Aber Karriere stand doch auf der Wunschliste vieler Frauen ganz oben?

Mädchen werden nach wie vor als Leistungssubjekte angesprochen – sie sollen eine gute Ausbildung und einen tollen Job haben. Aber die traditionellen Rollenbilder wirken trotzdem weiter. Es ist jedoch unmöglich, alles gleichzeitig zu erreichen und allen einander widersprechenden Anforderungen zu entsprechen. Darum die starke Ermüdung bei vielen Frauen.

Warum scheitern Ehen so häufig?

Ich habe den Eindruck, dass sehr oft sehr unterschiedliche Vorstellungen von Beziehung herrschen und dass da viel zu wenig darüber geredet wurde. In der ersten Verliebtheit wird viel zugedeckt oder es werden andere Bilder präsentiert. Man hat das Gefühl, das passt wunderbar und das, was nicht passt, wird schon noch. Eigentlich ginge es darum, eigene Lebensentwürfe anzuschauen, um zu wissen, wie man sich das Zusammenleben konkret vorstellt. Das ist vielleicht nicht so romantisch, aber wichtig. Etwa wer daheim bleibt, um Kinder zu betreuen. Sich das nicht gemeinsam anzusehen, ist recht blauäugig.
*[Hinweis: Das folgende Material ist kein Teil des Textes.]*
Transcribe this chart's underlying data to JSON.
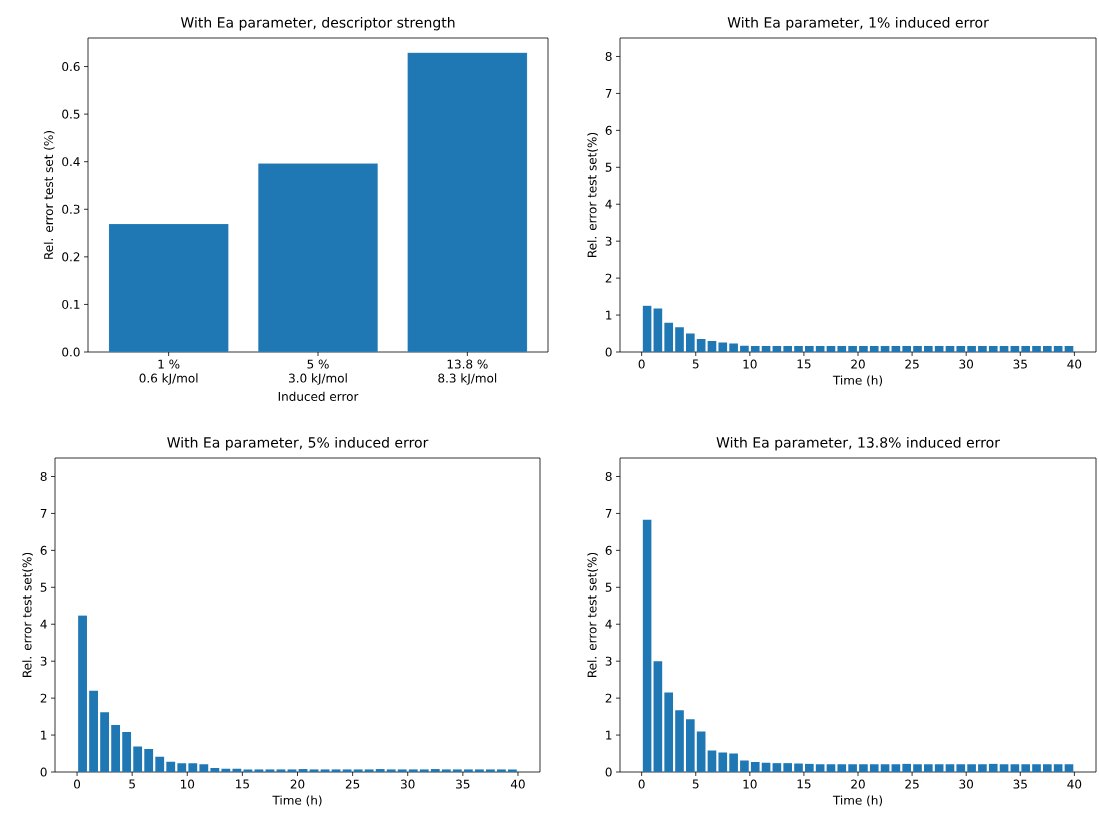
{
  "chart_data": [
    {
      "type": "bar",
      "title": "With Ea parameter, descriptor strength",
      "xlabel": "Induced error",
      "ylabel": "Rel. error test set (%)",
      "color": "#1f77b4",
      "categories": [
        "1 %\n0.6 kJ/mol",
        "5 %\n3.0 kJ/mol",
        "13.8 %\n8.3 kJ/mol"
      ],
      "values": [
        0.269,
        0.396,
        0.629
      ],
      "ylim": [
        0,
        0.66
      ],
      "yticks": [
        {
          "value": 0,
          "label": "0.0"
        },
        {
          "value": 0.1,
          "label": "0.1"
        },
        {
          "value": 0.2,
          "label": "0.2"
        },
        {
          "value": 0.3,
          "label": "0.3"
        },
        {
          "value": 0.4,
          "label": "0.4"
        },
        {
          "value": 0.5,
          "label": "0.5"
        },
        {
          "value": 0.6,
          "label": "0.6"
        }
      ]
    },
    {
      "type": "bar",
      "title": "With Ea parameter, 1% induced error",
      "xlabel": "Time (h)",
      "ylabel": "Rel. error test set(%)",
      "color": "#1f77b4",
      "x": [
        0.5,
        1.5,
        2.5,
        3.5,
        4.5,
        5.5,
        6.5,
        7.5,
        8.5,
        9.5,
        10.5,
        11.5,
        12.5,
        13.5,
        14.5,
        15.5,
        16.5,
        17.5,
        18.5,
        19.5,
        20.5,
        21.5,
        22.5,
        23.5,
        24.5,
        25.5,
        26.5,
        27.5,
        28.5,
        29.5,
        30.5,
        31.5,
        32.5,
        33.5,
        34.5,
        35.5,
        36.5,
        37.5,
        38.5,
        39.5
      ],
      "values": [
        1.25,
        1.18,
        0.79,
        0.67,
        0.5,
        0.35,
        0.3,
        0.26,
        0.23,
        0.17,
        0.16,
        0.16,
        0.16,
        0.16,
        0.16,
        0.16,
        0.16,
        0.16,
        0.16,
        0.16,
        0.16,
        0.16,
        0.16,
        0.16,
        0.16,
        0.16,
        0.16,
        0.16,
        0.16,
        0.16,
        0.16,
        0.16,
        0.16,
        0.16,
        0.16,
        0.16,
        0.16,
        0.16,
        0.16,
        0.16
      ],
      "xlim": [
        -2,
        42
      ],
      "xticks": [
        0,
        5,
        10,
        15,
        20,
        25,
        30,
        35,
        40
      ],
      "ylim": [
        0,
        8.5
      ],
      "yticks": [
        0,
        1,
        2,
        3,
        4,
        5,
        6,
        7,
        8
      ]
    },
    {
      "type": "bar",
      "title": "With Ea parameter, 5% induced error",
      "xlabel": "Time (h)",
      "ylabel": "Rel. error test set(%)",
      "color": "#1f77b4",
      "x": [
        0.5,
        1.5,
        2.5,
        3.5,
        4.5,
        5.5,
        6.5,
        7.5,
        8.5,
        9.5,
        10.5,
        11.5,
        12.5,
        13.5,
        14.5,
        15.5,
        16.5,
        17.5,
        18.5,
        19.5,
        20.5,
        21.5,
        22.5,
        23.5,
        24.5,
        25.5,
        26.5,
        27.5,
        28.5,
        29.5,
        30.5,
        31.5,
        32.5,
        33.5,
        34.5,
        35.5,
        36.5,
        37.5,
        38.5,
        39.5
      ],
      "values": [
        4.24,
        2.2,
        1.62,
        1.27,
        1.08,
        0.69,
        0.62,
        0.41,
        0.28,
        0.24,
        0.24,
        0.21,
        0.11,
        0.09,
        0.09,
        0.07,
        0.07,
        0.07,
        0.07,
        0.07,
        0.08,
        0.07,
        0.07,
        0.07,
        0.07,
        0.07,
        0.07,
        0.08,
        0.07,
        0.07,
        0.07,
        0.07,
        0.08,
        0.07,
        0.07,
        0.07,
        0.07,
        0.07,
        0.07,
        0.07
      ],
      "xlim": [
        -2,
        42
      ],
      "xticks": [
        0,
        5,
        10,
        15,
        20,
        25,
        30,
        35,
        40
      ],
      "ylim": [
        0,
        8.5
      ],
      "yticks": [
        0,
        1,
        2,
        3,
        4,
        5,
        6,
        7,
        8
      ]
    },
    {
      "type": "bar",
      "title": "With Ea parameter, 13.8% induced error",
      "xlabel": "Time (h)",
      "ylabel": "Rel. error test set(%)",
      "color": "#1f77b4",
      "x": [
        0.5,
        1.5,
        2.5,
        3.5,
        4.5,
        5.5,
        6.5,
        7.5,
        8.5,
        9.5,
        10.5,
        11.5,
        12.5,
        13.5,
        14.5,
        15.5,
        16.5,
        17.5,
        18.5,
        19.5,
        20.5,
        21.5,
        22.5,
        23.5,
        24.5,
        25.5,
        26.5,
        27.5,
        28.5,
        29.5,
        30.5,
        31.5,
        32.5,
        33.5,
        34.5,
        35.5,
        36.5,
        37.5,
        38.5,
        39.5
      ],
      "values": [
        6.83,
        3.0,
        2.15,
        1.67,
        1.43,
        1.1,
        0.58,
        0.53,
        0.5,
        0.31,
        0.27,
        0.25,
        0.24,
        0.24,
        0.23,
        0.22,
        0.21,
        0.21,
        0.21,
        0.21,
        0.21,
        0.21,
        0.21,
        0.21,
        0.22,
        0.21,
        0.21,
        0.21,
        0.21,
        0.21,
        0.21,
        0.21,
        0.22,
        0.21,
        0.21,
        0.21,
        0.21,
        0.21,
        0.21,
        0.21
      ],
      "xlim": [
        -2,
        42
      ],
      "xticks": [
        0,
        5,
        10,
        15,
        20,
        25,
        30,
        35,
        40
      ],
      "ylim": [
        0,
        8.5
      ],
      "yticks": [
        0,
        1,
        2,
        3,
        4,
        5,
        6,
        7,
        8
      ]
    }
  ]
}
Was müsste passieren, damit sich das ändert?

Eine altmodische Maßnahme wäre eine verpflichtende Beratung vor der Ehe: Was sind meine Rechte und Pflichten? Es klingt immer so freiheitsraubend, aber aus der Erfahrung der Beratung wäre es absolut sinnvoll, dass beide wissen, worauf sie sich da einlassen. Es wäre nicht schlecht zu wissen, was es heißt, eine Ehe einzugehen.

Fünf Dinge, die Sie Menschen mit Heiratsabsichten raten würden, bevor Sie sich "ewig" binden?

Es ist hilfreich, wenn jedem bewusst ist, was für sie oder ihn ein gelungenes glückliches Leben ist. Dann würde ich fragen: Was ist für mich eine glückliche Beziehung? Sobald ich da Klarheit habe, kann ich eher mit dem anderen darüber reden. Eine Falle ist, keine klaren Vorstellungen zu haben, Motto: Der andere wird’s schon wissen. Optimal wäre, dass beide wissen, was sie wollen. Dann kann jeder schauen, ob das zusammenpasst. Man muss sich über pragmatische Themen Gedanken machen, etwa wie ich Arbeit, Familie und Partnerschaft vereinbaren werde. Darüber sollten auch Männer nachdenken, nicht nur Frauen. Generell ist es wichtig, zu erforschen, welche Form von Beziehung für mich passt. Wie viel Nähe, Distanz oder Freiheit ich brauche – abseits von dem, was allgemein an Bildern vorgegeben wird.